Understanding the current rate applicable to the loan can help borrowers make informed decisions.

Loan Balance Transfers Need Careful Evaluation

Some borrowers explore transferring their outstanding loan to another lender offering lower interest rates.

While a reduced rate may generate savings, the decision should be assessed carefully. Processing fees, legal charges, administrative expenses, and the remaining tenure of the loan can influence whether the transfer is financially beneficial.

The potential savings should be weighed against all associated costs before proceeding.

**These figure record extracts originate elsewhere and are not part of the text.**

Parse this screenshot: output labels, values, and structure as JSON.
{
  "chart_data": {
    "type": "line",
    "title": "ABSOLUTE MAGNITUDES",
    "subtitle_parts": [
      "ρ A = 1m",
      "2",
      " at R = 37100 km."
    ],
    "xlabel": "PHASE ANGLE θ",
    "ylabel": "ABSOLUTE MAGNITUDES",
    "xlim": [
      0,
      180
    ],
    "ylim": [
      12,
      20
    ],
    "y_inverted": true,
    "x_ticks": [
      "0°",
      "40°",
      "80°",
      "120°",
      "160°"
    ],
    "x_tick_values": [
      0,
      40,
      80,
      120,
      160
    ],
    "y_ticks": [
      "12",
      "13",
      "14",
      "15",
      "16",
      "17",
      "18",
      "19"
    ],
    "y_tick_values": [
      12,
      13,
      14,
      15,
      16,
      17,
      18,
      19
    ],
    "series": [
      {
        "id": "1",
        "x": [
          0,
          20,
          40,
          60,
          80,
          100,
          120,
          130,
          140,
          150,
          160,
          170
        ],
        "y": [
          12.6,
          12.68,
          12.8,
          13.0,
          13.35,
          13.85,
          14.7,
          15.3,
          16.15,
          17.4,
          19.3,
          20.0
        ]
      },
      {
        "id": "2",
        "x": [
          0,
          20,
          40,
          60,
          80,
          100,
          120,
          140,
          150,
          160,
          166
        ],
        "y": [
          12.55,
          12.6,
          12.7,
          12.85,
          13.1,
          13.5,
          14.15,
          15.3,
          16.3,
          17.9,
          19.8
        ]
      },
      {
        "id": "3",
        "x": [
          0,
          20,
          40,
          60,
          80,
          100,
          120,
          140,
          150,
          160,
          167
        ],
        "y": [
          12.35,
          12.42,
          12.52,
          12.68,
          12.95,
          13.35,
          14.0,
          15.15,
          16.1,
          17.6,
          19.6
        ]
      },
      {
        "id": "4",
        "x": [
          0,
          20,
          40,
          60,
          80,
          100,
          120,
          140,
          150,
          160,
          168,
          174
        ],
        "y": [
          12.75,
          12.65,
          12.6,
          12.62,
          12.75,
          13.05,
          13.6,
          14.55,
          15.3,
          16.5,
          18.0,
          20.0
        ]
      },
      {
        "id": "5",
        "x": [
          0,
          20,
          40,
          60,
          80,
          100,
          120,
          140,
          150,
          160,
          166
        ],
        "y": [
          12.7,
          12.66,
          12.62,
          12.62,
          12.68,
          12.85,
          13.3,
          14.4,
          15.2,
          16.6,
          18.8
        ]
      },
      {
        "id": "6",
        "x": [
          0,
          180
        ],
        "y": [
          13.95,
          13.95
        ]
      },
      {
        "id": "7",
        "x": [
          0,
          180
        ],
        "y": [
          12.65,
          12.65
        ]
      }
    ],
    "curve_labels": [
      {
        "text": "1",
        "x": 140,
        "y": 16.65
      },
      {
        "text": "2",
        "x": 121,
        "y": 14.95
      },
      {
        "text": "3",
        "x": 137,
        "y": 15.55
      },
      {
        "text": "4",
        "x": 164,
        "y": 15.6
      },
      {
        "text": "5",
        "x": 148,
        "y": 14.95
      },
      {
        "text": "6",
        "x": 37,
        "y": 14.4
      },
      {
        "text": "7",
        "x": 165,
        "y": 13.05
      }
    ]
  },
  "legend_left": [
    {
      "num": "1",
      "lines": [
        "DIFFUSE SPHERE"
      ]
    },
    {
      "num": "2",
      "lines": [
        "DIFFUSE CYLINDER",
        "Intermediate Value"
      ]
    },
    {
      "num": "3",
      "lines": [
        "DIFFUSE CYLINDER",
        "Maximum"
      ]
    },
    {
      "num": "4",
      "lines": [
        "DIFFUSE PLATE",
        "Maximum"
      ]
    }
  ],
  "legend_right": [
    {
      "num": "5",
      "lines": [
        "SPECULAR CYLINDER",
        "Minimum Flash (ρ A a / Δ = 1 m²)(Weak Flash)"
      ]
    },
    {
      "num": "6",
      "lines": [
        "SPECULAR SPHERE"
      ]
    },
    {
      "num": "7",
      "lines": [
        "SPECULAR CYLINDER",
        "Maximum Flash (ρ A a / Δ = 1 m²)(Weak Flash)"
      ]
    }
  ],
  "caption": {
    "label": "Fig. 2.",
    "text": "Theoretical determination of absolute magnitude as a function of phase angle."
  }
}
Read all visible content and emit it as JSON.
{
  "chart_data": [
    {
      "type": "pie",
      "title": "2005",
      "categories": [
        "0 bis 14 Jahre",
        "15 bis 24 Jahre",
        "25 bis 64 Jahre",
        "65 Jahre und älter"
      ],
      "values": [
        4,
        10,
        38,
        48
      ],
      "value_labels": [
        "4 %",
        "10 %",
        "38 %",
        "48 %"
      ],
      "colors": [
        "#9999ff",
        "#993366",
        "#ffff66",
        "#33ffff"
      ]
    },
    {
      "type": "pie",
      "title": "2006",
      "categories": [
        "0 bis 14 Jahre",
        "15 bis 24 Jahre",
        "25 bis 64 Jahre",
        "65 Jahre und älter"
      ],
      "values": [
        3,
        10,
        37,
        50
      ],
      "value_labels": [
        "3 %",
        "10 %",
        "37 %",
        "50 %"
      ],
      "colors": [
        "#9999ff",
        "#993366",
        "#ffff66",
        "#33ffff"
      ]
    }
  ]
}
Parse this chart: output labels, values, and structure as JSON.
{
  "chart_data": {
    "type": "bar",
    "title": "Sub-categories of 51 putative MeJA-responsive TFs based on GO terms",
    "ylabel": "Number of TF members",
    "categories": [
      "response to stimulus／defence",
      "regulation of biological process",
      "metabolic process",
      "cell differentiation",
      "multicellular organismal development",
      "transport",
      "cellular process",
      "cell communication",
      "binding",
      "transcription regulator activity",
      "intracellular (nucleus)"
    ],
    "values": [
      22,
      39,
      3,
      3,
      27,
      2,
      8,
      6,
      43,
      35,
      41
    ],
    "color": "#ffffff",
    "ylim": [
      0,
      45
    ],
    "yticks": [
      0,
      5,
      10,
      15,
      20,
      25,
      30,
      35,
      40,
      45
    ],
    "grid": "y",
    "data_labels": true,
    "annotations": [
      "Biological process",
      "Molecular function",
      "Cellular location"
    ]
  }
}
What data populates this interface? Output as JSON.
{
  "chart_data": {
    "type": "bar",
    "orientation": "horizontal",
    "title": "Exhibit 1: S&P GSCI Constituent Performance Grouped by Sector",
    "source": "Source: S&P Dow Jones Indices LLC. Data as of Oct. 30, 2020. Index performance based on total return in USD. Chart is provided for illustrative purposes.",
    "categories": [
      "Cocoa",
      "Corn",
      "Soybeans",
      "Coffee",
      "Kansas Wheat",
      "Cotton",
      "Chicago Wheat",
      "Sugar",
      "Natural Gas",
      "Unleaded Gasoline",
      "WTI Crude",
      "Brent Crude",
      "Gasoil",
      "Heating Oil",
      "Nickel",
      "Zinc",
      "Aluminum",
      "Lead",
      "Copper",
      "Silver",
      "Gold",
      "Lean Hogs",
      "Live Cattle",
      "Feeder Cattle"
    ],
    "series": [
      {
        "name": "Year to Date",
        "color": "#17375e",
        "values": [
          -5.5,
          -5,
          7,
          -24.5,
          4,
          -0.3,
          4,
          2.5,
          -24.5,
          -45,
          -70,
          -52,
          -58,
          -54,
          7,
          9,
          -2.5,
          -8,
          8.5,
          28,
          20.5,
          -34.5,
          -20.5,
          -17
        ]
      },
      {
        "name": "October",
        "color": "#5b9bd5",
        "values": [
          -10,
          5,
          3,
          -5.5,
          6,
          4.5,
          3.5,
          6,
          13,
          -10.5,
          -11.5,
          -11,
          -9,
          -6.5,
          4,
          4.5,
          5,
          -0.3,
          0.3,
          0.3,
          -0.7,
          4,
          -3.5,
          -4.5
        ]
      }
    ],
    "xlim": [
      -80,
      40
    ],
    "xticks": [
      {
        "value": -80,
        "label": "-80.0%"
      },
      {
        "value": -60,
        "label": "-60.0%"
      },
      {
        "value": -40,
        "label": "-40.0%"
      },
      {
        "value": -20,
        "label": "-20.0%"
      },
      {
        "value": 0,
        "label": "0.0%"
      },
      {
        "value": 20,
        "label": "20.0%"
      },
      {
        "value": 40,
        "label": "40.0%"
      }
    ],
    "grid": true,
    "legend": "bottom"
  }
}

Avoid Extending Tenure Unnecessarily

Extending repayment tenure can reduce monthly EMIs, making the loan appear more affordable in the short term. However, a longer tenure generally means interest is charged for a greater period.

While tenure extensions may provide temporary relief during financial stress, borrowers should understand the long-term impact on overall borrowing costs before choosing this option.

Maintaining A Balanced Financial Approach

Reducing interest costs is important, but borrowers should avoid directing all available savings toward loan repayment at the expense of emergency funds or other financial goals.

A balanced strategy that considers liquidity needs, insurance coverage, retirement planning, and debt management may provide greater financial flexibility over time.

Key Risks

  • Aggressive prepayments may reduce emergency cash reserves.
  • Balance transfer costs can offset expected savings.
  • Longer tenures typically increase total interest payments.
  • Rising interest rates can affect future borrowing costs.

Summary

The total cost of a home loan depends not only on the interest rate but also on repayment behaviour throughout the loan tenure. Strategies such as periodic prepayments, gradual EMI increases, interest-rate reviews, and careful evaluation of balance transfer opportunities can help borrowers reduce overall interest expenses. However, repayment decisions should be balanced with broader financial priorities to maintain long-term financial stability.

FAQs

Q: Why do prepayments have a greater impact during the early years of a home loan?

A: Early repayments reduce principal when interest forms a larger portion of the outstanding loan balance.

Q: Can increasing EMI amounts reduce total interest costs?

A: Yes. Higher EMIs can accelerate principal repayment and potentially shorten the loan tenure.

Q: Should borrowers always transfer loans to lower-rate lenders?

A: Not necessarily. Associated fees and remaining tenure should be evaluated before making a decision.